Mumbai-based Piper Serica Advisors, established in 2003, one of India’s top-rated SEBI registered portfolio management service provider that provides access to the Indian and international investors to the high-growth Indian equity markets, recently launched SEBI Registered Category 1 Angel Fund to invest in early-stage companies that are using technology to either disrupt or significantly improve industries and processes. The current fund size is capped at Rs. 100 crores with a small green shoe option. The Fund will make 30-40 investments over the next 3-year period. The launch was led by Mr.Abhay Agarwal, Founder and Fund Manager at Piper Serica.

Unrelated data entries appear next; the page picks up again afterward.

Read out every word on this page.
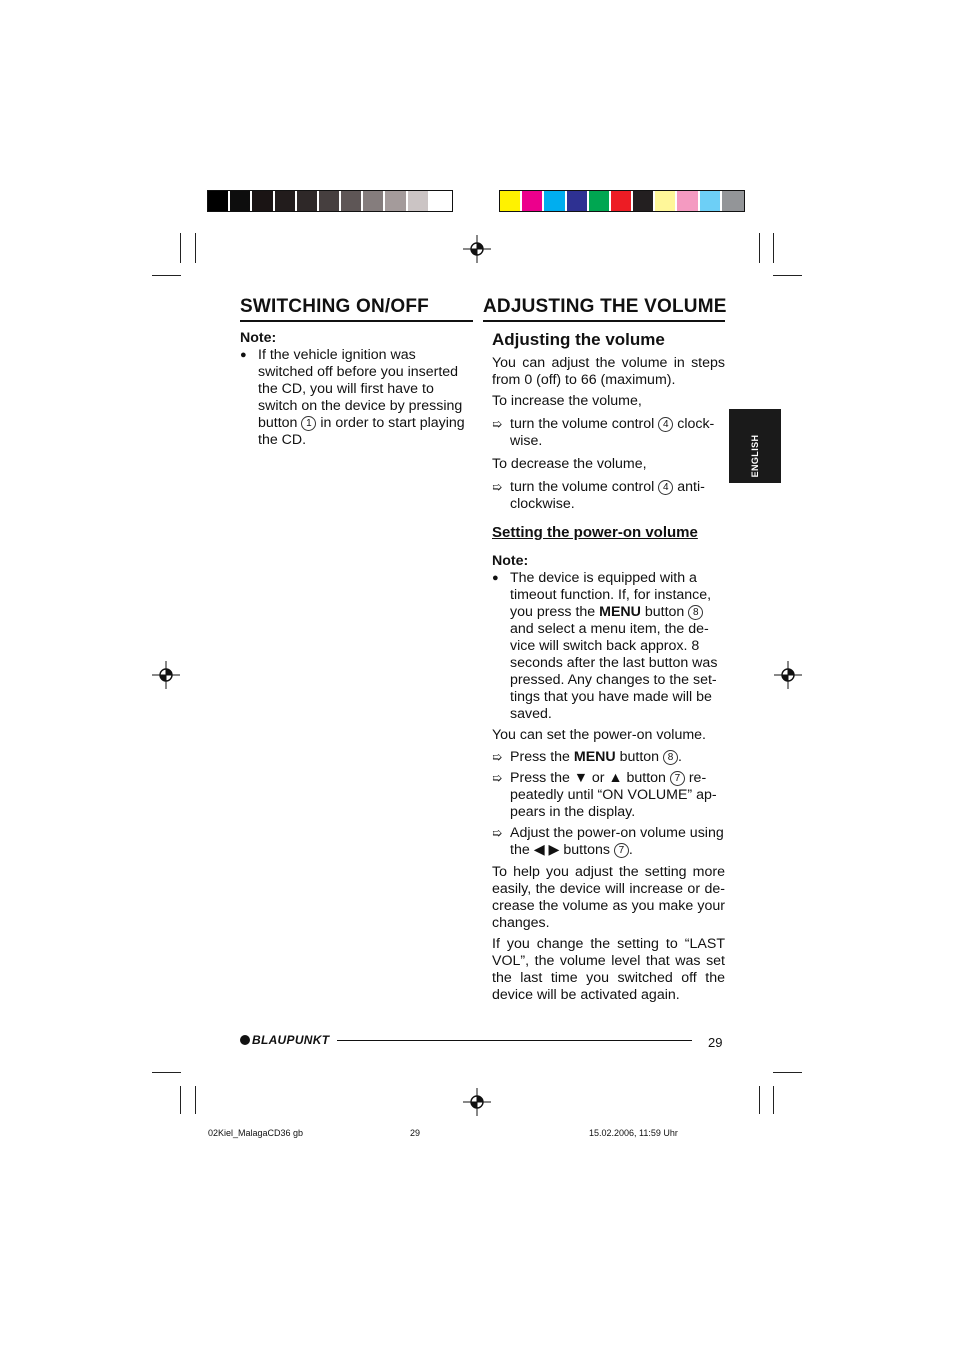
SWITCHING ON/OFF	ADJUSTING THE VOLUME

Note:

● If the vehicle ignition was switched off before you inserted the CD, you will first have to switch on the device by pressing button 1 in order to start playing the CD.

Adjusting the volume

You can adjust the volume in steps from 0 (off) to 66 (maximum).

To increase the volume,

➯ turn the volume control 4 clock-wise.

To decrease the volume,

➯ turn the volume control 4 anti-clockwise.

Setting the power-on volume

Note:

● The device is equipped with a timeout function. If, for instance, you press the MENU button 8 and select a menu item, the de-vice will switch back approx. 8 seconds after the last button was pressed. Any changes to the set-tings that you have made will be saved.

You can set the power-on volume.

➯ Press the MENU button 8 .
➯ Press the ▼ or ▲ button 7 re-peatedly until “ON VOLUME” ap-pears in the display.
➯ Adjust the power-on volume using the ◀ ▶ buttons 7 .

To help you adjust the setting more easily, the device will increase or de-crease the volume as you make your changes.

If you change the setting to “LAST VOL”, the volume level that was set the last time you switched off the device will be activated again.

ENGLISH
BLAUPUNKT	29
02Kiel_MalagaCD36 gb	29	15.02.2006, 11:59 Uhr
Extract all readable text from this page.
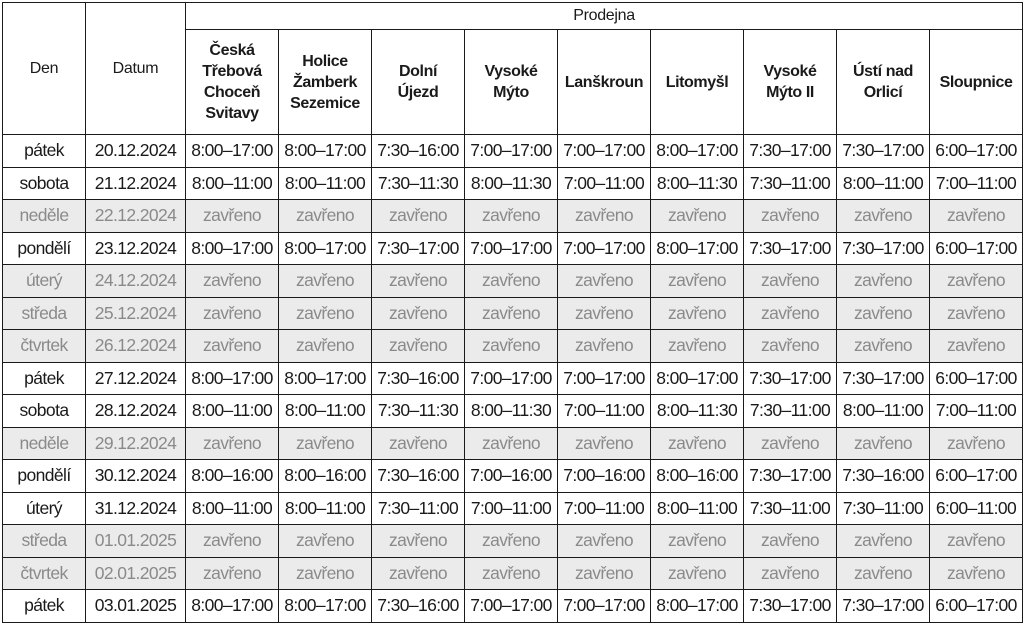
Den	Datum	Prodejna								

		Česká
Třebová
Choceň
Svitavy	Holice
Žamberk
Sezemice	Dolní
Újezd	Vysoké
Mýto	Lanškroun	Litomyšl	Vysoké
Mýto II	Ústí nad
Orlicí	Sloupnice

pátek	20.12.2024	8:00–17:00	8:00–17:00	7:30–16:00	7:00–17:00	7:00–17:00	8:00–17:00	7:30–17:00	7:30–17:00	6:00–17:00
sobota	21.12.2024	8:00–11:00	8:00–11:00	7:30–11:30	8:00–11:30	7:00–11:00	8:00–11:30	7:30–11:00	8:00–11:00	7:00–11:00
neděle	22.12.2024	zavřeno	zavřeno	zavřeno	zavřeno	zavřeno	zavřeno	zavřeno	zavřeno	zavřeno
pondělí	23.12.2024	8:00–17:00	8:00–17:00	7:30–17:00	7:00–17:00	7:00–17:00	8:00–17:00	7:30–17:00	7:30–17:00	6:00–17:00
úterý	24.12.2024	zavřeno	zavřeno	zavřeno	zavřeno	zavřeno	zavřeno	zavřeno	zavřeno	zavřeno
středa	25.12.2024	zavřeno	zavřeno	zavřeno	zavřeno	zavřeno	zavřeno	zavřeno	zavřeno	zavřeno
čtvrtek	26.12.2024	zavřeno	zavřeno	zavřeno	zavřeno	zavřeno	zavřeno	zavřeno	zavřeno	zavřeno
pátek	27.12.2024	8:00–17:00	8:00–17:00	7:30–16:00	7:00–17:00	7:00–17:00	8:00–17:00	7:30–17:00	7:30–17:00	6:00–17:00
sobota	28.12.2024	8:00–11:00	8:00–11:00	7:30–11:30	8:00–11:30	7:00–11:00	8:00–11:30	7:30–11:00	8:00–11:00	7:00–11:00
neděle	29.12.2024	zavřeno	zavřeno	zavřeno	zavřeno	zavřeno	zavřeno	zavřeno	zavřeno	zavřeno
pondělí	30.12.2024	8:00–16:00	8:00–16:00	7:30–16:00	7:00–16:00	7:00–16:00	8:00–16:00	7:30–17:00	7:30–16:00	6:00–17:00
úterý	31.12.2024	8:00–11:00	8:00–11:00	7:30–11:00	7:00–11:00	7:00–11:00	8:00–11:00	7:30–11:00	7:30–11:00	6:00–11:00
středa	01.01.2025	zavřeno	zavřeno	zavřeno	zavřeno	zavřeno	zavřeno	zavřeno	zavřeno	zavřeno
čtvrtek	02.01.2025	zavřeno	zavřeno	zavřeno	zavřeno	zavřeno	zavřeno	zavřeno	zavřeno	zavřeno
pátek	03.01.2025	8:00–17:00	8:00–17:00	7:30–16:00	7:00–17:00	7:00–17:00	8:00–17:00	7:30–17:00	7:30–17:00	6:00–17:00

Piper Serica’s Angel fund mainly focuses on start-ups with exponential growth models. The Fund aims to be a seed-to-IPO fund and will stay with its winners for a period of up to 10 years and to reduce the risk of high mortality. The Fund will use its proprietary AI ML based tool called Yoda.ai to screen investment opportunities. This is a unique tool developed by the management team to improve its decision-making process by making it objective and quick.This tool uses 17 parameters to predict the probability of success and then selects the company with a score of 70% or above for further diligence. This is the first AIF being raised by Piper Serica and it plans to raise a series of AIFs over the coming years
Piper Serica Angel Fund is managed by a very experienced team that has multi-decade experience of investing in start-ups as well as public markets through its PMS and advisory services. The Fund will prioritize joint investment opportunities with other lead investors that may include syndicates, individuals, angel platforms and funds, accelerators, and incubators.
Commenting on this announcement, Abhay Aggarwal, Founder and Fund manager, Piper Serica said“It is a very exciting time to invest in start-ups in India just as the start-up ecosystem is ramping up. We are seeing some exceptional talent aspire to become entrepreneurs. India’s economic growth over the next decade will create hundreds of unicorns. HNI investors should definitely allocate a portion of their equity portfolio to start-ups with the objective of making high returns over a long holding period. At the same time, investing in start-ups is fraught with risks therefore better to invest through a well-managed fund”.